Vom 25. bis 28. Juni trafen sich Vertreterinnen und Vertreter aus dem medizinischen Bereich mit Gesundheitsministerin Mekdes Daba. Die Forderungen der Streikenden sind nicht ohne: Ein Einstiegsgehalt von 1.000 US-Dollar im Monat, faire Arbeitszeiten und eine Überstundenvergütung, wie sie die WHO vorsieht, höhere Zulagen für Miete und Fahrtkosten sowie eine kostenlose medizinische Versorgung auch für Familienangehörige sind nur einige der wichtigsten. Auch ein verbesserter Rechtsschutz gegen Missbrauch und Einschüchterung am Arbeitsplatz gehört dazu. Die Ministerin habe versprochen, innerhalb kürzester Zeit entsprechende Richtlinien und Verordnungen zu erlassen, sagte eine Teilnehmerin gegenüber der Onlineausgabe des politischen Monatsmagazins Addis Standard.

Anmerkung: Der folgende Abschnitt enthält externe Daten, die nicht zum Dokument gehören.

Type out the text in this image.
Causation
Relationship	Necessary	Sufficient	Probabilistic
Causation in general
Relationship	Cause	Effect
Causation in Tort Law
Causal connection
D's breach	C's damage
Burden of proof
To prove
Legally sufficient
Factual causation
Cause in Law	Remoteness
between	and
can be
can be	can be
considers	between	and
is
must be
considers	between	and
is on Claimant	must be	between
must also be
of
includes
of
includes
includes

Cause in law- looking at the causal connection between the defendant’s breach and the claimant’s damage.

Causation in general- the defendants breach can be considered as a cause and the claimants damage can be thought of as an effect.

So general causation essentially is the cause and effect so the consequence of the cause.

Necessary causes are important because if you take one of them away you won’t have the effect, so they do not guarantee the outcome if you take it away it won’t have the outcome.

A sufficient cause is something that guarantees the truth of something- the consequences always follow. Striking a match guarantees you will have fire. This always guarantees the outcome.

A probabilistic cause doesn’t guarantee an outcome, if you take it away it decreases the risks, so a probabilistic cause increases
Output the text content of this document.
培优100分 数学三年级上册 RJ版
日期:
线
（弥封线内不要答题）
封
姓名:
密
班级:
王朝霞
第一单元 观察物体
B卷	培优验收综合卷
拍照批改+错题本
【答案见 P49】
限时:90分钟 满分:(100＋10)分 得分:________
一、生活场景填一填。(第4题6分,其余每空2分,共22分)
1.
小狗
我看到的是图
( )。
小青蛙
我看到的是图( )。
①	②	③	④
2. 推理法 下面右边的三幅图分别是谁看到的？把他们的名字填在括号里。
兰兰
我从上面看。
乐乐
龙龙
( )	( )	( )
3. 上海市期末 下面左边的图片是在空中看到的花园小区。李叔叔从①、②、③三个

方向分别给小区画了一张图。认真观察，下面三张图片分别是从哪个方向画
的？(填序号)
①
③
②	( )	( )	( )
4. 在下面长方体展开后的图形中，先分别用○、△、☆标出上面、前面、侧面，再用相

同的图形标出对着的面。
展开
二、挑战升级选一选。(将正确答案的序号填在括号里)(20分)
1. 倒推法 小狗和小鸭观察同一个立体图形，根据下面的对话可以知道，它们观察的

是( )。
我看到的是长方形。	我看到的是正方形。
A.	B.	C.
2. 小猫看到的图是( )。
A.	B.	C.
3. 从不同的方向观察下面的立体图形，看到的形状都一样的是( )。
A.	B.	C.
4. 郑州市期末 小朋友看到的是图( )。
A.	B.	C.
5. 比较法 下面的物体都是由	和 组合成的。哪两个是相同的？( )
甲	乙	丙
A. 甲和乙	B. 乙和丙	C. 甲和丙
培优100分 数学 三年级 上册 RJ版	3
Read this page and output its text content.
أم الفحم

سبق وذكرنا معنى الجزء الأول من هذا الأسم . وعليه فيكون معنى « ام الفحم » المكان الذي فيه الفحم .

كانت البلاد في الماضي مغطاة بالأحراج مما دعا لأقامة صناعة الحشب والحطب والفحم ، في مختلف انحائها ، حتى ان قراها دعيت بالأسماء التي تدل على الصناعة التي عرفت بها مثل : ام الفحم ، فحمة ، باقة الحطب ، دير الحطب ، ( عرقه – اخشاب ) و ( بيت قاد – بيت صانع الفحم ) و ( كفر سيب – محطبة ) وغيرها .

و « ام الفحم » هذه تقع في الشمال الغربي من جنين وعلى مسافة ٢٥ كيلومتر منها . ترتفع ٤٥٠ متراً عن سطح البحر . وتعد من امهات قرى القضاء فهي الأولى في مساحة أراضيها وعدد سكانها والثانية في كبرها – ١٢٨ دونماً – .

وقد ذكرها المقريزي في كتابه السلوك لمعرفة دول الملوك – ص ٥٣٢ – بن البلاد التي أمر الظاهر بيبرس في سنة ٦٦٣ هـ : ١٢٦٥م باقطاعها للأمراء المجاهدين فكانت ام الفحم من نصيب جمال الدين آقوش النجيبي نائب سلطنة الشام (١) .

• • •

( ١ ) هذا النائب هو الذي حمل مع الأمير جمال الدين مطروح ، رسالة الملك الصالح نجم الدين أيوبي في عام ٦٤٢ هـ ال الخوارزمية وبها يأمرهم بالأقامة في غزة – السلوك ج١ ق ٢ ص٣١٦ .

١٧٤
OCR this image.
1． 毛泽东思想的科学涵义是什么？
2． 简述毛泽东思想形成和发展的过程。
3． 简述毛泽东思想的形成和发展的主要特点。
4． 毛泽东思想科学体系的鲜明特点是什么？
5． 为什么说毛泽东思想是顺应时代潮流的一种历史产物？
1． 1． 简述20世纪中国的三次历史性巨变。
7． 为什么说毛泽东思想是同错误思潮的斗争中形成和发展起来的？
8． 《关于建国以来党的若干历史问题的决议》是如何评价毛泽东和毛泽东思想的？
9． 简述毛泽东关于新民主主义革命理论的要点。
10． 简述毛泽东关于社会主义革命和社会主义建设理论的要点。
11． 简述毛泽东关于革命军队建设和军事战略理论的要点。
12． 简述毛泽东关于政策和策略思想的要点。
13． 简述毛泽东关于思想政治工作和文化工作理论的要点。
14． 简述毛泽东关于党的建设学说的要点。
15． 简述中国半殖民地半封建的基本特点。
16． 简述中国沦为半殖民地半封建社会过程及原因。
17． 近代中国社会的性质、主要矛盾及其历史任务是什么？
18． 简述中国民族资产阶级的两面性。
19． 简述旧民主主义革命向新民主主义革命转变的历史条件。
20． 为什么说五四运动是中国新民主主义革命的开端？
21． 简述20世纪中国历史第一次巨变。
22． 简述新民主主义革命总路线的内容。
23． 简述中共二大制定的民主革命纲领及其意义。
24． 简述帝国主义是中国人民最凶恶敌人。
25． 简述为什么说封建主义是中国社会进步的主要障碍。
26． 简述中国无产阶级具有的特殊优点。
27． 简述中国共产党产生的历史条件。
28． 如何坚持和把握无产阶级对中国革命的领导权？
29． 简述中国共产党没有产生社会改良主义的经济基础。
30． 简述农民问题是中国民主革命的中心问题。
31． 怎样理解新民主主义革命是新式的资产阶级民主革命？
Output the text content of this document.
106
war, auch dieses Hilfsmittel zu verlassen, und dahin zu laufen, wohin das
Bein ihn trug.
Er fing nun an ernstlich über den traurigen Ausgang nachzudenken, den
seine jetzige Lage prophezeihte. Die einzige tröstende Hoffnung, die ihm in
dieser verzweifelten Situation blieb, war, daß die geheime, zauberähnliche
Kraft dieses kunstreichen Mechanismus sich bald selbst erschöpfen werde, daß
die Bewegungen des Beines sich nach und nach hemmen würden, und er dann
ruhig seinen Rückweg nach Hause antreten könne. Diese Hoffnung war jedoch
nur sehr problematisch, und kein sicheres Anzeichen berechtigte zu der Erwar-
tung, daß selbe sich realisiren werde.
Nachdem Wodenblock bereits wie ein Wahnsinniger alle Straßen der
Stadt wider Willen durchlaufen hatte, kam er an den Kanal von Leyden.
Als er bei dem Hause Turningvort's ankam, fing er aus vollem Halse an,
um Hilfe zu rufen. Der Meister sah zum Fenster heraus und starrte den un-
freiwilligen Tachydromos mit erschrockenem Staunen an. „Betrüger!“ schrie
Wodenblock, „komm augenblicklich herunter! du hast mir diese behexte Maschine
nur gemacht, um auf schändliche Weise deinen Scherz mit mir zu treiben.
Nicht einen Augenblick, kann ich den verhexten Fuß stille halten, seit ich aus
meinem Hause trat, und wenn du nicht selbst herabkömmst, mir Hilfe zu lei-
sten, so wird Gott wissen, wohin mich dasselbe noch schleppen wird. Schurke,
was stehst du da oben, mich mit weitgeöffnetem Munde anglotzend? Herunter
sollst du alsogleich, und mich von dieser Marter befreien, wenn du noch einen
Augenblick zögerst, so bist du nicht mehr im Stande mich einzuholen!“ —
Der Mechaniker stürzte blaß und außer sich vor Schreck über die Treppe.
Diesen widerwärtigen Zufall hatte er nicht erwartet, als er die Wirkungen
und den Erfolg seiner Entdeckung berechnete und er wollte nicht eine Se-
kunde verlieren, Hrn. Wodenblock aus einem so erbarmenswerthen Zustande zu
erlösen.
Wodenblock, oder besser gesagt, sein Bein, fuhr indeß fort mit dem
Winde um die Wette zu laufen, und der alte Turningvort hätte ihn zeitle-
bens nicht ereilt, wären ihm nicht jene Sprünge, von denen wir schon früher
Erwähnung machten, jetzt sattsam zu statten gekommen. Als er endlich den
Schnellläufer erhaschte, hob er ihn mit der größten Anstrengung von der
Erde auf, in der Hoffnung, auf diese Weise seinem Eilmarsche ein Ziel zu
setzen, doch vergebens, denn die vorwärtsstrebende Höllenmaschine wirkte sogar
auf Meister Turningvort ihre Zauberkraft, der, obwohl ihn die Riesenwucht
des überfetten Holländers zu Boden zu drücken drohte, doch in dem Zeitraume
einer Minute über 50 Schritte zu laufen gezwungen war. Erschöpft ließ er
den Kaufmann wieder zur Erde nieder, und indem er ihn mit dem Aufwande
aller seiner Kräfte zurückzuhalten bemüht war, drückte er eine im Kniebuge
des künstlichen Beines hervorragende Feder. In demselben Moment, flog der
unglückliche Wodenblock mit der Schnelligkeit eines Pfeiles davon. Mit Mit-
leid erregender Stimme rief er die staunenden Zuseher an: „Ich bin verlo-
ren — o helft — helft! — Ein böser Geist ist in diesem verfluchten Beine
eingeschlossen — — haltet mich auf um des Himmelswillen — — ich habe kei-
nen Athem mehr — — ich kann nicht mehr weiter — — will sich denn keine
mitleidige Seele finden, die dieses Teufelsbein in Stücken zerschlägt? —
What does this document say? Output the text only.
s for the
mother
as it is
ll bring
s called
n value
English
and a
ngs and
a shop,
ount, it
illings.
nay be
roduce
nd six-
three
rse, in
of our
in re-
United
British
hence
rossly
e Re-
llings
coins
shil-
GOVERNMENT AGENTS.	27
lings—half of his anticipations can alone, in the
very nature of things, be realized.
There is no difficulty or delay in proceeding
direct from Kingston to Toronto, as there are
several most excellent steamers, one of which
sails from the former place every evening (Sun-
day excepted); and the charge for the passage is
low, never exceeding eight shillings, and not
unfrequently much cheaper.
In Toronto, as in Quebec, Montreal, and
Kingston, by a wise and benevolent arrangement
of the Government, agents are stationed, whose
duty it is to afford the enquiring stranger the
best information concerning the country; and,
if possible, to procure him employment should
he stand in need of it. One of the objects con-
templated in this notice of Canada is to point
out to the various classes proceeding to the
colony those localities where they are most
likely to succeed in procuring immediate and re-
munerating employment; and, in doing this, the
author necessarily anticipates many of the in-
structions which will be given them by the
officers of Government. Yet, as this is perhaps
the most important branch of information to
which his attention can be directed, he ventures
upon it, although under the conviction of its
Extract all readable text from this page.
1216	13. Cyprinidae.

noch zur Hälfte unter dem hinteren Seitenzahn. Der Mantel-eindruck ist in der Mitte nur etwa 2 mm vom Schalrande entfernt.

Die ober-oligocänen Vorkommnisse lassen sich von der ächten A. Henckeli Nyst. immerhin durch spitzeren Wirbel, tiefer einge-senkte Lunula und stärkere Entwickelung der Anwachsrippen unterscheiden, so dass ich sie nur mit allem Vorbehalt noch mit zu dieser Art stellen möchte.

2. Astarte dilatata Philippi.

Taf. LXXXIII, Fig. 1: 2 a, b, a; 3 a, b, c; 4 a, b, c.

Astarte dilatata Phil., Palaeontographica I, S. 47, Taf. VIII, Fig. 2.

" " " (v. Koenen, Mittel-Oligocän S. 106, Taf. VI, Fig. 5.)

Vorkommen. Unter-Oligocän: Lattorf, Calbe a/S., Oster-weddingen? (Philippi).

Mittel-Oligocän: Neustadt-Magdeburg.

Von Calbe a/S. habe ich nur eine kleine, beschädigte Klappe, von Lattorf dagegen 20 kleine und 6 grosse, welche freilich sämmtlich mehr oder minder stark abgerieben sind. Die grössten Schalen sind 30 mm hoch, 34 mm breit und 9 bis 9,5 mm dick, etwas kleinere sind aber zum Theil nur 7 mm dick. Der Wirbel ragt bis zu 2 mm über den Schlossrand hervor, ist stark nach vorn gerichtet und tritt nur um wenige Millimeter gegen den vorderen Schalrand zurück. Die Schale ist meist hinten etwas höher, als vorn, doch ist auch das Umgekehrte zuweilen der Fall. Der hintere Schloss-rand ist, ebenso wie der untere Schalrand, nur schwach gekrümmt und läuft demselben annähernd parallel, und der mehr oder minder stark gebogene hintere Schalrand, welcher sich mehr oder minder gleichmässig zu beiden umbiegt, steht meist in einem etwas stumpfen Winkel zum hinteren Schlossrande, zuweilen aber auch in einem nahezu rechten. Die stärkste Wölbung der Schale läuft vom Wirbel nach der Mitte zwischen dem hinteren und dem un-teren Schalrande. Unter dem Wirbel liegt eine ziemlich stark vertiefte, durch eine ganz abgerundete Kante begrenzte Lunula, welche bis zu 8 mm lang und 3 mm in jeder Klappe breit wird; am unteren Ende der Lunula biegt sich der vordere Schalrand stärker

Nach den jüngsten Äußerungen des Premierministers ist der Optimismus allerdings einer gehörigen Portion Skepsis gewichen. Es gebe Zweifel an seiner Glaubwürdigkeit, erklärte eine Gesundheitsfachkraft gegenüber Addis Standard –sicherheitshalber wieder anonym. So versicherte der Premierminister zwar, die Klagen des medizinischen Personals ernstzunehmen: Es sei keine Frage, »ob die Angestellten betroffen sind; sie sind betroffen«. Es gebe allerdings Leute, die versuchen würden, aus den »angemessenen Forderungen Kapital zu schlagen«. Der Streik sei von »Politikern in weißen Kitteln« übernommen worden, die »den weißen Kittel in ein politisches Instrument verwandeln«, zitierte ihn Addis Standard am 8. Juli.